Among the most unexpected observations is this one from another program director: “these ‘digital natives’ ain’t as home online as we’d imagined. Old crusty academics, who remember life before zeros and ones, appear to have been better at adjusting to online reality than those born digital … yet maybe it’s not the technical facility, nor the means of engagement, perhaps it’s the (lack of) structures around such engagement that many students have suffered from’’ … and maybe in an art school more than elsewhere, as art is always “hands on”.

Art is indeed a healing force, be it for digital natives, or not.

References

Kaufman, S. B. & Gregoire, C. (2015). Wired to Create: Unravelling the Mysteries of the Creative Mind. TarcherPerigee. New York

With thanks to all staff of Griffith Film School for their contributions.
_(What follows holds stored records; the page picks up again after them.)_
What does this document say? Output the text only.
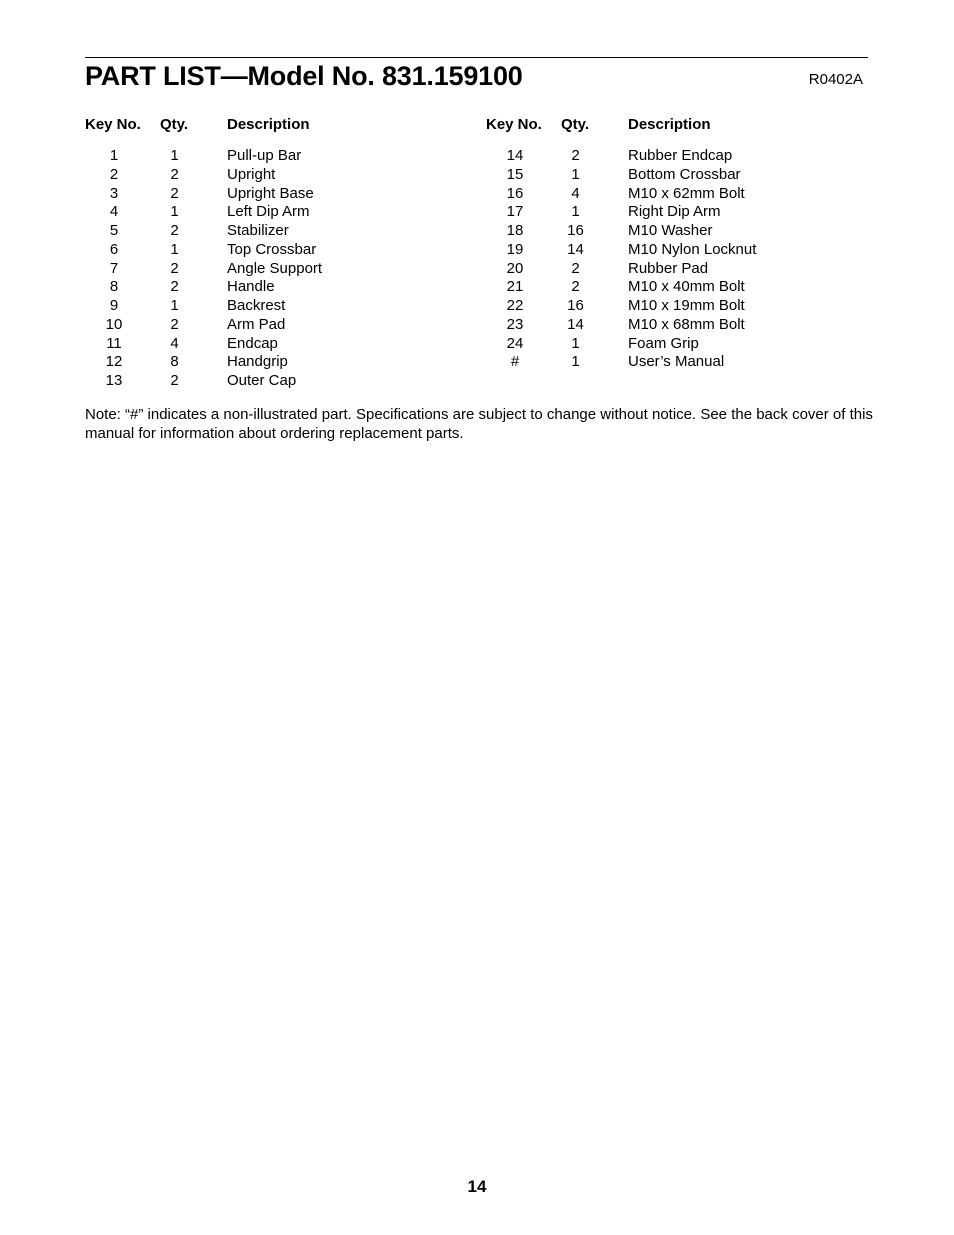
PART LIST—Model No. 831.159100	R0402A
Key No. Qty.	Description
1	1	Pull-up Bar
2	2	Upright
3	2	Upright Base
4	1	Left Dip Arm
5	2	Stabilizer
6	1	Top Crossbar
7	2	Angle Support
8	2	Handle
9	1	Backrest
10	2	Arm Pad
11	4	Endcap
12	8	Handgrip
13	2	Outer Cap
Key No. Qty.	Description
14	2	Rubber Endcap
15	1	Bottom Crossbar
16	4	M10 x 62mm Bolt
17	1	Right Dip Arm
18	16	M10 Washer
19	14	M10 Nylon Locknut
20	2	Rubber Pad
21	2	M10 x 40mm Bolt
22	16	M10 x 19mm Bolt
23	14	M10 x 68mm Bolt
24	1	Foam Grip
#	1	User’s Manual
Note: “#” indicates a non-illustrated part. Specifications are subject to change without notice. See the back cover of this manual for information about ordering replacement parts.
14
Professor Herman Van Eyken is Chair of CILECT Asia Pacific Association (CAPA) and Director of the Griffith Film School, Griffith University.  With a background in script writing, producing and directing, he has directed more than 190 films and is a multiple award winner of international festivals such as Cannes, New York or Montreal. In 2005, he founded Singapore’s first film degree and headed the PUTTNAM School of Film at LASALLE College of the Arts. He curated the first Asia Pacific Symposium on Creative Post Production (2012) and the Inaugural Conference of the CILECT Asia Pacific Association (CAPA) (2014). He was appointed President of the Asia Pacific Animation Association in Beijing, China in 2014 and was the Congress Director of the CILECT Congress on Ethics and Aesthetics in 2016. His research interests lie in the area of film policies, cross cultural collaboration, curriculum design, internationalization of curricula and film training needs for professionals.